The man at the furnishings store scratched his head when I described my dilemma.
“Well,” he said. “You could always make a set. There’s plenty of supplies for that kind of project in the hardware store, and probably a few instruction manuals as well. Not that shelves are a particularly difficult thing to do.”
“Thank you for the advice,” I said. I had to go to the hard ware store anyway to pick out paint, so I might as well look at the wood, and ask how I might put up some shelves.
They were quite helpful, telling me about how much wood I should need for a project like mine, and what kind of fixtures to use to makes sure the shelves staid up. They even had a stain I could apply that would match my bed, trunk and desk. When I called Mom to ask if she would mind me bringing home lumber she replied,
“Oh, sweetie, I didn’t know you would be done so soon. Alethea and I went out to lunch. Listen, call your dad and he should be able to pick you up.” I tried not to clench my phone so tightly in my hand that it exploded, and dialed up my dad. He came right down and approved of my project, helping me load the lumber, paint and everything else I needed into the bed of the truck, and then we drove home.
“Can you keep a secret?” he asked as we pulled up into the drive.
“Sure,” I replied.
“You know how the house is huge?” he asked.
“Yes,” I replied.
“Well, there’s a sort of shed,” he said. “I think my uncle had it redone so that maybe he could use it as a work room. Anyway, no one’s using it. I thought you might like it for a kind of studio.” I blinked at his kindness.
“Sure, thanks, Dad.” We unloaded the truck and brought all of the lumber into the former work room, and then I took the paint up to my room, dropped some clothes on the hard wood floors and began to paint. When Mom and Alethea finally came home, the first coat was already up and drying. I had taken measurements of the walls and was down in my studio staining boards for when I would cut them up and nail two together so that they would be wide enough that I could put books on them. I did not come out for fear that my mother would finagle me into helping Alethea with her room, and so I would never get mine done.

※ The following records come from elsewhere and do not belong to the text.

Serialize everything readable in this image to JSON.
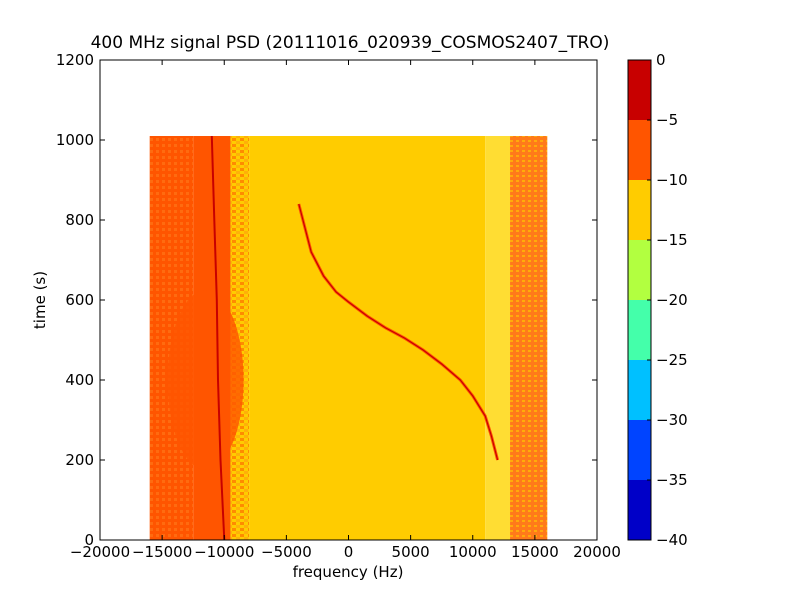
{
  "chart_data": {
    "type": "heatmap",
    "title": "400 MHz signal PSD (20111016_020939_COSMOS2407_TRO)",
    "xlabel": "frequency (Hz)",
    "ylabel": "time (s)",
    "xlim": [
      -20000,
      20000
    ],
    "ylim": [
      0,
      1200
    ],
    "x_ticks": [
      -20000,
      -15000,
      -10000,
      -5000,
      0,
      5000,
      10000,
      15000,
      20000
    ],
    "x_tick_labels": [
      "−20000",
      "−15000",
      "−10000",
      "−5000",
      "0",
      "5000",
      "10000",
      "15000",
      "20000"
    ],
    "y_ticks": [
      0,
      200,
      400,
      600,
      800,
      1000,
      1200
    ],
    "y_tick_labels": [
      "0",
      "200",
      "400",
      "600",
      "800",
      "1000",
      "1200"
    ],
    "data_extent": {
      "x": [
        -16000,
        16000
      ],
      "y": [
        0,
        1010
      ]
    },
    "colorbar": {
      "levels": [
        -40,
        -35,
        -30,
        -25,
        -20,
        -15,
        -10,
        -5,
        0
      ],
      "tick_labels": [
        "−40",
        "−35",
        "−30",
        "−25",
        "−20",
        "−15",
        "−10",
        "−5",
        "0"
      ],
      "colors": [
        "#0000c8",
        "#0044ff",
        "#00c0ff",
        "#44ffaa",
        "#b2ff40",
        "#ffcc00",
        "#ff5500",
        "#c80000"
      ]
    },
    "regions": [
      {
        "x": [
          -16000,
          -12500
        ],
        "y": [
          0,
          1010
        ],
        "level": "-10 to -5"
      },
      {
        "x": [
          -12500,
          -9500
        ],
        "y": [
          0,
          1010
        ],
        "level": "-10 to -5"
      },
      {
        "x": [
          -9500,
          -8000
        ],
        "y": [
          0,
          1010
        ],
        "level": "-10 to -5 / -15 to -10"
      },
      {
        "x": [
          -8000,
          11000
        ],
        "y": [
          0,
          1010
        ],
        "level": "-15 to -10"
      },
      {
        "x": [
          11000,
          13000
        ],
        "y": [
          0,
          1010
        ],
        "level": "-15 to -10"
      },
      {
        "x": [
          13000,
          16000
        ],
        "y": [
          0,
          1010
        ],
        "level": "-10 to -5"
      }
    ],
    "vertical_line": {
      "level": "-5 to 0",
      "points": [
        [
          -11000,
          1010
        ],
        [
          -10800,
          800
        ],
        [
          -10600,
          600
        ],
        [
          -10500,
          400
        ],
        [
          -10300,
          200
        ],
        [
          -10000,
          0
        ]
      ]
    },
    "signal_curve": {
      "level": "-5 to 0",
      "points": [
        [
          -4000,
          840
        ],
        [
          -3500,
          780
        ],
        [
          -3000,
          720
        ],
        [
          -2000,
          660
        ],
        [
          -1000,
          620
        ],
        [
          0,
          595
        ],
        [
          1500,
          560
        ],
        [
          3000,
          530
        ],
        [
          4500,
          505
        ],
        [
          6000,
          475
        ],
        [
          7500,
          440
        ],
        [
          9000,
          400
        ],
        [
          10000,
          360
        ],
        [
          11000,
          310
        ],
        [
          11500,
          260
        ],
        [
          12000,
          200
        ]
      ]
    }
  }
}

I kept to myself, working diligently and keeping out of the way of my sister. I finished my room and it had a particularly calm affect to it. The walls were a sea blue, with darker blue spirals and waves flowing out of pockets. The shelves on the walls were a dark mahogany color, and they held my books with room left over for more. But then the week was done.

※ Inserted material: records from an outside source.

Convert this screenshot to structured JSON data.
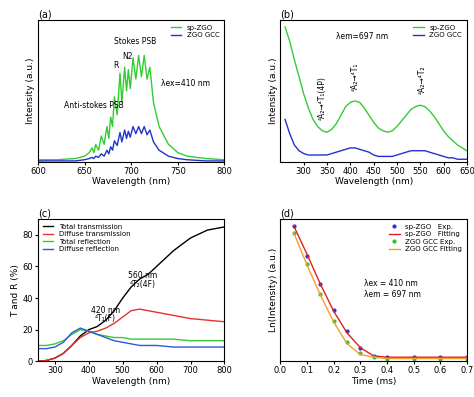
{
  "chart_data": [
    {
      "type": "line",
      "title": "(a)",
      "x_label": "Wavelength (nm)",
      "y_label": "Intensity (a.u.)",
      "x": [
        600,
        620,
        640,
        650,
        655,
        658,
        660,
        662,
        665,
        668,
        671,
        674,
        676,
        678,
        680,
        682,
        685,
        688,
        690,
        693,
        695,
        697,
        699,
        702,
        705,
        708,
        711,
        714,
        717,
        720,
        724,
        730,
        740,
        750,
        760,
        780,
        800
      ],
      "series": [
        {
          "name": "sp-ZGO",
          "color": "#33cc33",
          "line_style": "solid",
          "values": [
            0.02,
            0.02,
            0.03,
            0.05,
            0.08,
            0.12,
            0.08,
            0.15,
            0.1,
            0.22,
            0.15,
            0.3,
            0.2,
            0.38,
            0.3,
            0.55,
            0.4,
            0.75,
            0.5,
            0.8,
            0.6,
            0.78,
            0.62,
            0.88,
            0.7,
            0.9,
            0.72,
            0.9,
            0.7,
            0.8,
            0.5,
            0.3,
            0.15,
            0.08,
            0.05,
            0.03,
            0.02
          ]
        },
        {
          "name": "ZGO GCC",
          "color": "#2233cc",
          "line_style": "solid",
          "values": [
            0.01,
            0.01,
            0.01,
            0.02,
            0.03,
            0.04,
            0.03,
            0.05,
            0.04,
            0.07,
            0.05,
            0.1,
            0.07,
            0.13,
            0.1,
            0.18,
            0.14,
            0.25,
            0.17,
            0.27,
            0.2,
            0.26,
            0.21,
            0.3,
            0.24,
            0.3,
            0.24,
            0.3,
            0.23,
            0.27,
            0.17,
            0.1,
            0.05,
            0.03,
            0.02,
            0.01,
            0.01
          ]
        }
      ],
      "xlim": [
        600,
        800
      ],
      "xticks": [
        600,
        650,
        700,
        750,
        800
      ],
      "ylim": [
        0,
        1.2
      ],
      "tick_labels": "x",
      "legend": "upper right",
      "annotations": [
        "Anti-stokes PSB",
        "R",
        "N2",
        "Stokes PSB",
        "λex=410 nm"
      ]
    },
    {
      "type": "line",
      "title": "(b)",
      "x_label": "Wavelength (nm)",
      "y_label": "Intensity (a.u.)",
      "x": [
        260,
        270,
        280,
        290,
        300,
        310,
        320,
        330,
        340,
        350,
        360,
        370,
        380,
        390,
        400,
        410,
        420,
        430,
        440,
        450,
        460,
        470,
        480,
        490,
        500,
        510,
        520,
        530,
        540,
        550,
        560,
        570,
        580,
        590,
        600,
        610,
        620,
        630,
        640,
        650
      ],
      "series": [
        {
          "name": "sp-ZGO",
          "color": "#33cc33",
          "line_style": "solid",
          "values": [
            0.95,
            0.85,
            0.72,
            0.6,
            0.48,
            0.38,
            0.3,
            0.25,
            0.22,
            0.21,
            0.23,
            0.27,
            0.33,
            0.39,
            0.42,
            0.43,
            0.42,
            0.38,
            0.33,
            0.28,
            0.24,
            0.22,
            0.21,
            0.22,
            0.25,
            0.29,
            0.33,
            0.37,
            0.39,
            0.4,
            0.39,
            0.36,
            0.32,
            0.27,
            0.22,
            0.18,
            0.15,
            0.12,
            0.1,
            0.08
          ]
        },
        {
          "name": "ZGO GCC",
          "color": "#2233cc",
          "line_style": "solid",
          "values": [
            0.3,
            0.2,
            0.12,
            0.08,
            0.06,
            0.05,
            0.05,
            0.05,
            0.05,
            0.05,
            0.06,
            0.07,
            0.08,
            0.09,
            0.1,
            0.1,
            0.09,
            0.08,
            0.07,
            0.05,
            0.04,
            0.04,
            0.04,
            0.04,
            0.05,
            0.06,
            0.07,
            0.08,
            0.08,
            0.08,
            0.08,
            0.07,
            0.06,
            0.05,
            0.04,
            0.03,
            0.03,
            0.02,
            0.02,
            0.02
          ]
        }
      ],
      "xlim": [
        250,
        650
      ],
      "xticks": [
        300,
        350,
        400,
        450,
        500,
        550,
        600,
        650
      ],
      "ylim": [
        0,
        1.0
      ],
      "tick_labels": "x",
      "legend": "upper right",
      "annotations": [
        "⁴A₂→⁴T₁(4P)",
        "⁴A₂→⁴T₁",
        "⁴A₂→⁴T₂",
        "λem=697 nm"
      ]
    },
    {
      "type": "line",
      "title": "(c)",
      "x_label": "Wavelength (nm)",
      "y_label": "T and R (%)",
      "x": [
        250,
        275,
        300,
        325,
        350,
        375,
        400,
        425,
        450,
        475,
        500,
        525,
        550,
        575,
        600,
        650,
        700,
        750,
        800
      ],
      "series": [
        {
          "name": "Total transmission",
          "color": "#000000",
          "line_style": "solid",
          "values": [
            0,
            0.5,
            2,
            5,
            10,
            16,
            20,
            22,
            26,
            32,
            40,
            47,
            52,
            55,
            60,
            70,
            78,
            83,
            85
          ]
        },
        {
          "name": "Diffuse transmission",
          "color": "#e83030",
          "line_style": "solid",
          "values": [
            0,
            0.5,
            2,
            5,
            10,
            15,
            18,
            19,
            21,
            24,
            28,
            32,
            33,
            32,
            31,
            29,
            27,
            26,
            25
          ]
        },
        {
          "name": "Total reflection",
          "color": "#33cc33",
          "line_style": "solid",
          "values": [
            10,
            10,
            11,
            13,
            17,
            20,
            19,
            17,
            16,
            15,
            15,
            14,
            14,
            14,
            14,
            14,
            13,
            13,
            13
          ]
        },
        {
          "name": "Diffuse reflection",
          "color": "#3355dd",
          "line_style": "solid",
          "values": [
            8,
            8,
            9,
            12,
            18,
            21,
            19,
            17,
            15,
            13,
            12,
            11,
            10,
            10,
            10,
            9,
            9,
            9,
            9
          ]
        }
      ],
      "xlim": [
        250,
        800
      ],
      "xticks": [
        300,
        400,
        500,
        600,
        700,
        800
      ],
      "ylim": [
        0,
        90
      ],
      "yticks": [
        0,
        20,
        40,
        60,
        80
      ],
      "legend": "upper left",
      "annotations": [
        "420 nm",
        "⁴T₁(F)",
        "560 nm",
        "⁴T₂(4F)"
      ]
    },
    {
      "type": "line",
      "title": "(d)",
      "x_label": "Time (ms)",
      "y_label": "Ln(Intensity) (a.u.)",
      "x": [
        0.05,
        0.1,
        0.15,
        0.2,
        0.25,
        0.3,
        0.35,
        0.4,
        0.5,
        0.6,
        0.7
      ],
      "series": [
        {
          "name": "sp-ZGO   Exp.",
          "color": "#3030d0",
          "marker": "o",
          "line_style": "none",
          "values": [
            1.0,
            0.78,
            0.57,
            0.38,
            0.22,
            0.1,
            0.04,
            0.03,
            0.03,
            0.03,
            0.03
          ]
        },
        {
          "name": "sp-ZGO   Fitting",
          "color": "#e02020",
          "line_style": "solid",
          "values": [
            1.0,
            0.79,
            0.57,
            0.37,
            0.21,
            0.1,
            0.04,
            0.03,
            0.03,
            0.03,
            0.03
          ]
        },
        {
          "name": "ZGO GCC Exp.",
          "color": "#30c030",
          "marker": "o",
          "line_style": "none",
          "values": [
            0.95,
            0.72,
            0.5,
            0.3,
            0.14,
            0.06,
            0.03,
            0.02,
            0.02,
            0.02,
            0.02
          ]
        },
        {
          "name": "ZGO GCC Fitting",
          "color": "#f0a030",
          "line_style": "solid",
          "values": [
            0.95,
            0.71,
            0.49,
            0.29,
            0.13,
            0.05,
            0.03,
            0.02,
            0.02,
            0.02,
            0.02
          ]
        }
      ],
      "xlim": [
        0,
        0.7
      ],
      "xticks": [
        {
          "value": 0,
          "label": "0.0"
        },
        0.1,
        0.2,
        0.3,
        0.4,
        0.5,
        0.6,
        0.7
      ],
      "ylim": [
        0,
        1.05
      ],
      "tick_labels": "x",
      "legend": "upper right",
      "annotations": [
        "λex = 410 nm",
        "λem = 697 nm"
      ]
    }
  ]
}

I still had my plan though. I got up early, showered, ate breakfast, and then wandered out to the art supply store I had taken note of. I bought new pads of paper, pencils, pastels, charcoals and other pieces of supplies, and carried them out in a supply box which I had used for years. Then I meandered down toward the used book store I spotted and browsed the shelves for what felt like hours, though when I got out, I had not passed nearly enough time. So I sat down with my carefully selected bunch of new novels and began to read until a clock in the center of the city began to chime for four o’ clock. Then I started the winding ways back home.
“So what did you girls do today?” Mom asked.
“I met some kids at the local pool. I’m gonna be going to school with them next semester,” she proclaimed, happily. My parents smiled and nodded in approval.
“What did you do, Tempest?” my father asked.
“I just wandered around,” I replied. “Got to know the town.” My parents always thought there might be something wrong with me, because I liked to be alone. I never saw anything wrong with wanting to have my own piece of quiet to think and create it. But they never really got it. There were almost therapists involved a few times, but I passed basic psychological evaluations. There was nothing wrong with me, to their everlasting surprise.